Respecting a person’s dignity thus brings with it allowing that person to take serious risks. I have been pondering this realization for days, on two fronts.
First, there’s obviously a question of balance hereabouts. Pondering the first, part (a): there’s the dimension of how mentally ill the person is at the time. Speaking for myself, when I’m really bad, I simply can’t be trusted to make appropriate choices. In fact, my decision-making has sometimes been so irrational that it’s been necessary to lock me up. In such scenarios, maybe infantilizing is the right stance. Pondering the first, part (b): there is the dimension of how big the risk is, and how large the consequences of failing. As an example, given that an overdose of Nortriptyline would be fatal, it likely makes sense for my family and friends to dispense that medication to me only a week’s worth at a time. Arguably the resulting harm to my dignity is worth it. (It was precisely in the context of a potential for suicide that our working group touched on the dignity of risk, by the way. When should we protect a loved one who is running the risk of “failing” in the sense of killing themselves? How suicidal is too suicidal to let them be? That’s a really tough question.)

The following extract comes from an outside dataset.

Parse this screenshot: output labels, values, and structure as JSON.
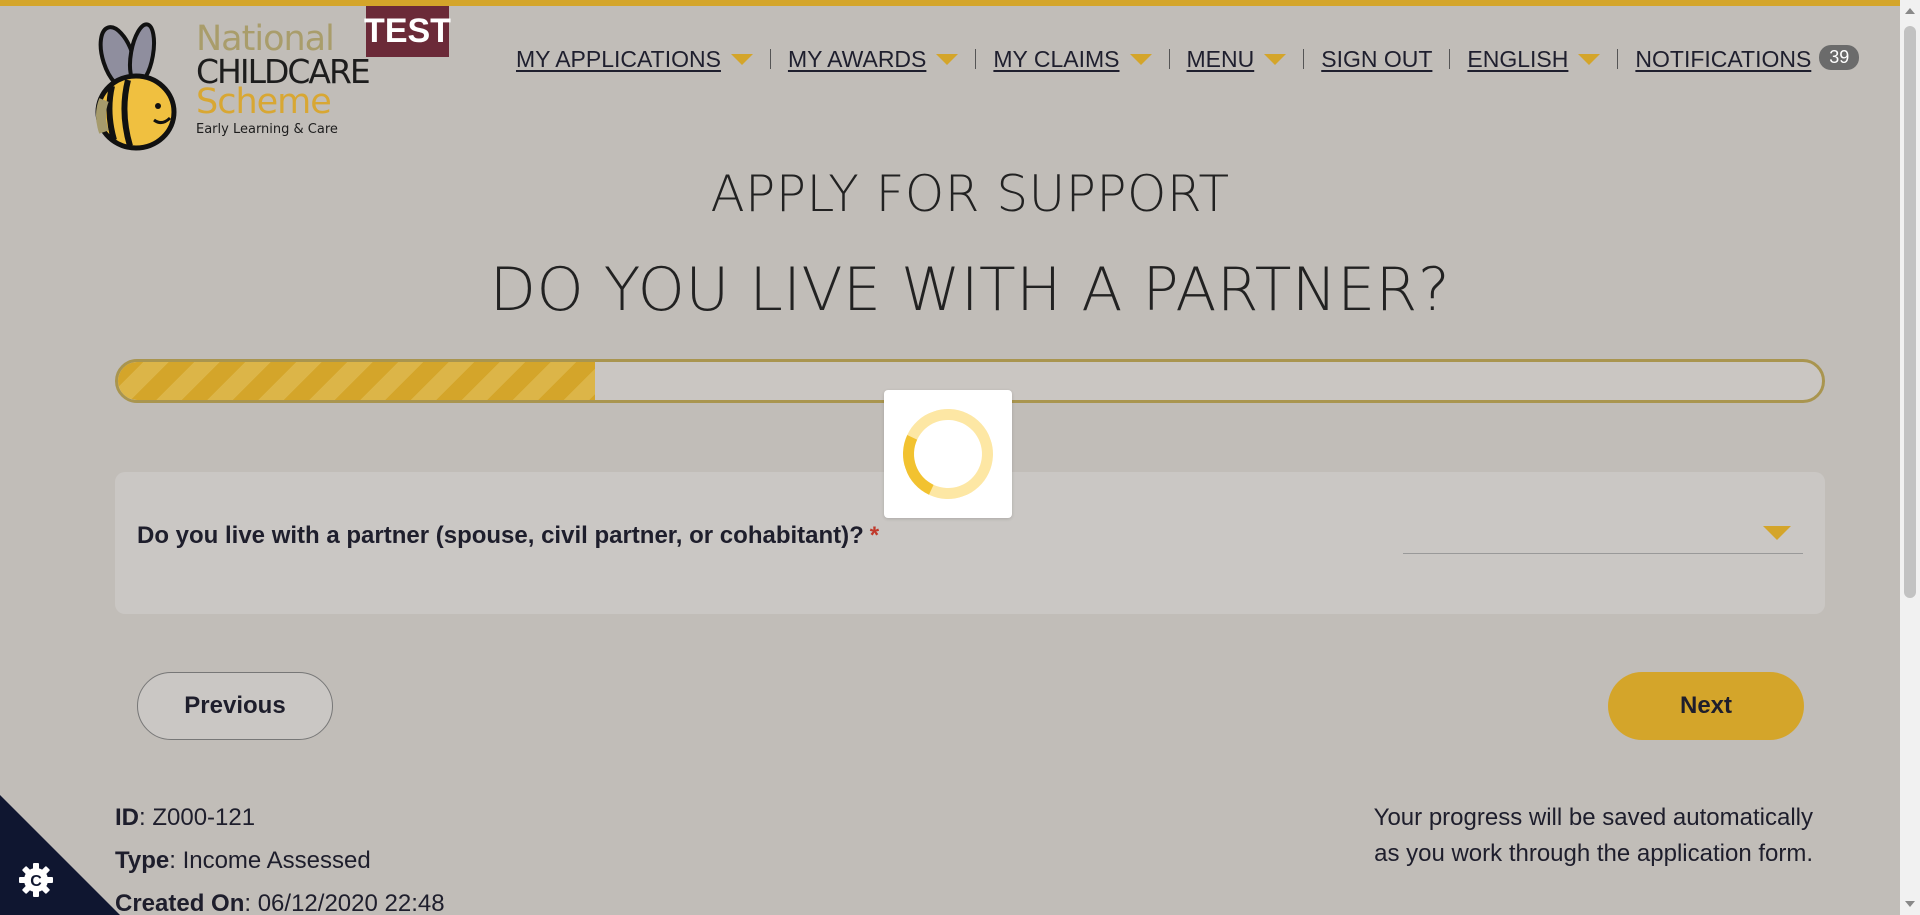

Second, I’ve been thinking about the dignity of risk in relation to another phenomenon, namely my on-going “upwards spiral”. Part of the reason I’ve been improving, I think, is that I have felt confident enough to take on more challenging tasks; I’ve succeeded in those; and this has made me even more confident; which has encouraged me to take a still bigger risk; etc. Such a positive spiral inevitably brings along with it, however, the possibility of failure, even major-league failure.
If our little group figures out precisely how to balance autonomy versus potential failure, I’ll be sure to share the result here! Meanwhile, I’ll keep pondering the dignity of risk.